Rogue leva les yeux vers elle, Hazel déclara, d'un ton précipité, tout en fixant les tableaux s'animant autour d'eux :

- Vous m'avez sauvée. Comment pourrais-je vous nuire ?

- Voilà qui a le mérite d'être clair, chuchota Dumbledore. Professeur Rogue, vous restez parmi nous ; il en va de même pour Miss Evans.


Rogue se redressa et sans lui décocher un regard, s'éloigna du bureau. Il s'accouda contre la fenêtre offrant une vue imprenable sur le terrain de Quidditch et leur tourna le dos. Dumbledore se leva et rejoignit Hazel.


- Je m'excuse, dit-il en posant une main protectrice sur son épaule, pour ma rudesse lors de notre dernier entretien, mais mon devoir est de vous protéger.

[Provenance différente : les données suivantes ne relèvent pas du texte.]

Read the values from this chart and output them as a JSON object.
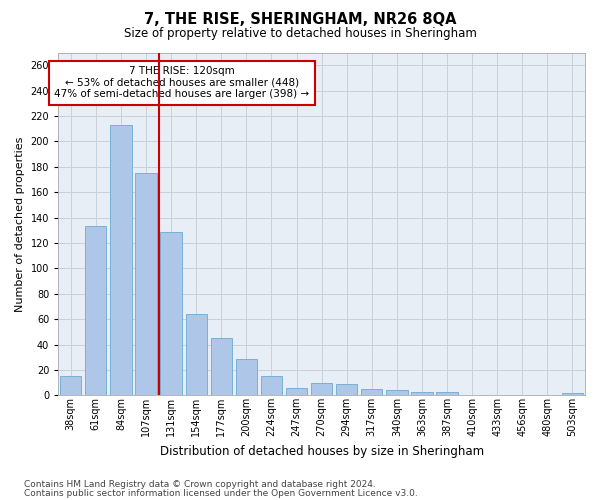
{
  "title": "7, THE RISE, SHERINGHAM, NR26 8QA",
  "subtitle": "Size of property relative to detached houses in Sheringham",
  "xlabel": "Distribution of detached houses by size in Sheringham",
  "ylabel": "Number of detached properties",
  "categories": [
    "38sqm",
    "61sqm",
    "84sqm",
    "107sqm",
    "131sqm",
    "154sqm",
    "177sqm",
    "200sqm",
    "224sqm",
    "247sqm",
    "270sqm",
    "294sqm",
    "317sqm",
    "340sqm",
    "363sqm",
    "387sqm",
    "410sqm",
    "433sqm",
    "456sqm",
    "480sqm",
    "503sqm"
  ],
  "values": [
    15,
    133,
    213,
    175,
    129,
    64,
    45,
    29,
    15,
    6,
    10,
    9,
    5,
    4,
    3,
    3,
    0,
    0,
    0,
    0,
    2
  ],
  "bar_color": "#aec6e8",
  "bar_edge_color": "#6aabd2",
  "red_line_index": 3.5,
  "red_line_color": "#cc0000",
  "annotation_text": "7 THE RISE: 120sqm\n← 53% of detached houses are smaller (448)\n47% of semi-detached houses are larger (398) →",
  "annotation_box_color": "#ffffff",
  "annotation_box_edge_color": "#cc0000",
  "ylim": [
    0,
    270
  ],
  "yticks": [
    0,
    20,
    40,
    60,
    80,
    100,
    120,
    140,
    160,
    180,
    200,
    220,
    240,
    260
  ],
  "grid_color": "#c8d0dc",
  "background_color": "#e8eef6",
  "footer_line1": "Contains HM Land Registry data © Crown copyright and database right 2024.",
  "footer_line2": "Contains public sector information licensed under the Open Government Licence v3.0.",
  "title_fontsize": 10.5,
  "subtitle_fontsize": 8.5,
  "xlabel_fontsize": 8.5,
  "ylabel_fontsize": 8,
  "tick_fontsize": 7,
  "annotation_fontsize": 7.5,
  "footer_fontsize": 6.5
}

Hazel le remercia du bout des lèvres et jeta un regard à la fenêtre. L'aube commençait à peindre l'horizon de ses rayons enflammés. La lumière encore faible baignait le visage de Rogue d'une lueur flatteuse, atténuant la rudesse de ses traits ingrats. Hazel voulut faire un pas vers lui afin de chasser cette aigreur le dévorant à petit feu.


- Je crois, déclara Dumbledore, qu'il est temps pour vous de retourner dans votre salle commune.


Hazel obéit sans discuter et sortit du bureau. Elle se mit à courir pour regagner au plus vite, la tour Gryffondor.